On the ornately gilded clock, small figures of gold and silver and enamel moved with the chimes. Horned and snouted Trollocs fled from a cloaked Aes Sedai on one level; on another a man representing a false Dragon tried to fend off silver lightning bolts that had obviously been hurled by a second sister. And above the clockface, itself above her head, a crowned king and queen knelt before an Amyrlin Seat in her enameled stole, with the Flame of Tar Valon, carved from a large moonstone, atop a golden arch over her head.

She did not laugh often, but she could not help a quietly pleased chuckle at the clock. Cemaile Sorenthaine, raised from the Gray, had commissioned it dreaming of a return to the days before the Trolloc Wars, when no ruler held a throne without the Tower’s approval. Cemaile’s grand plans came to naught, however, as did Cemaile, and for three centuries the clock sat in a dusty storage room, an embarrassment no one dared display. Until Elaida. The Wheel of Time turned. What was once, could be again. Wouldbe again.

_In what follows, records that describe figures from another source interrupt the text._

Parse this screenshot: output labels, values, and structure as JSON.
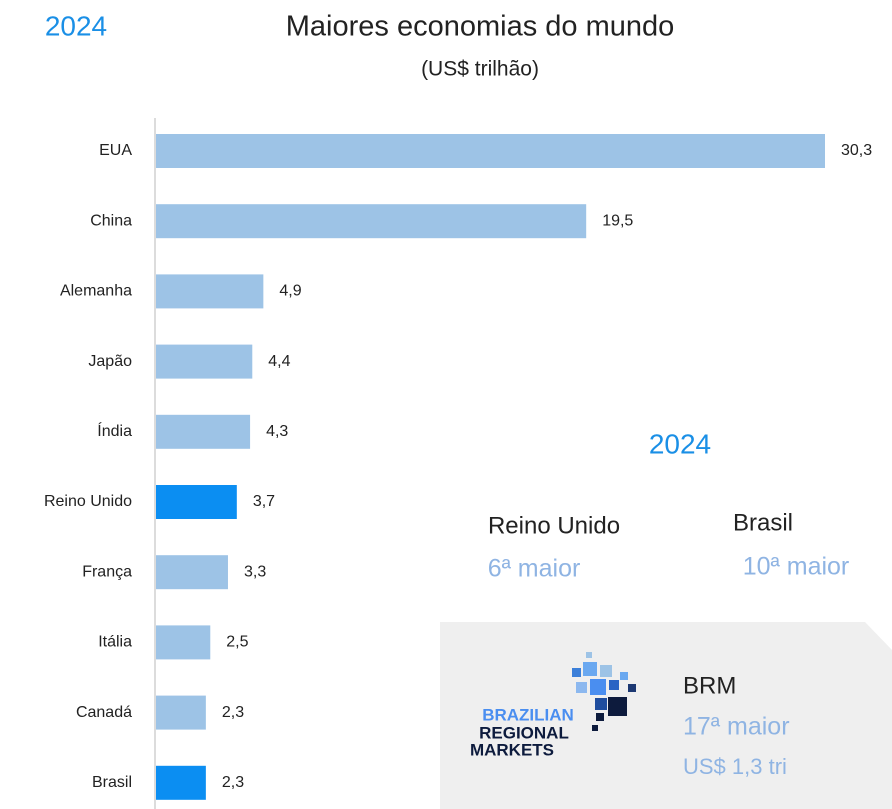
{
  "chart_data": {
    "type": "bar",
    "orientation": "horizontal",
    "year": "2024",
    "title": "Maiores economias do mundo",
    "subtitle": "(US$ trilhão)",
    "categories": [
      "EUA",
      "China",
      "Alemanha",
      "Japão",
      "Índia",
      "Reino Unido",
      "França",
      "Itália",
      "Canadá",
      "Brasil"
    ],
    "values": [
      30.3,
      19.5,
      4.9,
      4.4,
      4.3,
      3.7,
      3.3,
      2.5,
      2.3,
      2.3
    ],
    "value_labels": [
      "30,3",
      "19,5",
      "4,9",
      "4,4",
      "4,3",
      "3,7",
      "3,3",
      "2,5",
      "2,3",
      "2,3"
    ],
    "colors": [
      "#9dc3e6",
      "#9dc3e6",
      "#9dc3e6",
      "#9dc3e6",
      "#9dc3e6",
      "#0b8ef2",
      "#9dc3e6",
      "#9dc3e6",
      "#9dc3e6",
      "#0b8ef2"
    ],
    "highlights": {
      "year": "2024",
      "items": [
        {
          "name": "Reino Unido",
          "rank": "6ª maior"
        },
        {
          "name": "Brasil",
          "rank": "10ª maior"
        }
      ]
    },
    "brm": {
      "logo": [
        "BRAZILIAN",
        "REGIONAL",
        "MARKETS"
      ],
      "name": "BRM",
      "rank": "17ª maior",
      "value": "US$ 1,3 tri"
    }
  }
}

The case clock balanced the door to her sitting room, and her bedchamber and dressing room beyond. Fine tapestries, colorful work from Tear and Kandor and Arad Doman, with thread-of-gold and thread-of-silver glittering among the merely dyed, hung each exactly opposite its mate. She had always liked order. The carpet covering most of the tiles came from Tarabon, patterned in red and green and gold; silk carpets were the most precious. In each corner of the room a marble plinth carved in unpretentious verticals held a white vase of fragile Sea Folk porcelain with two dozen carefully arranged red roses. To make roses bloom now required the One Power, especially with the drought and heat; a worthwhile use, in her opinion. Gilded carving covered both the only chair — noone sat in her presence now — and the writing table, but in the stark style of Cairhien. A simple room, really, with a ceiling barely two spans high, yet it would do until her palace was ready. With the view, it would.

The tall chairback held the Flame of Tar Valon picked out in moonstones above her dark head as she sat. Nothing marred the polished surface of the table except for three boxes of Altaran lacquerwork, arranged just so. Opening the box covered with golden hawks among white clouds, she removed a slim strip of thin paper from atop the pile of reports and correspondence inside.

For what must have been the hundredth time, she read the message come from Cairhien by pigeon twelve days ago. Few in the Tower knew of its existence. None but she knew its contents, or would have a glimmer of what it meant if they did. The thought almost made her laugh again.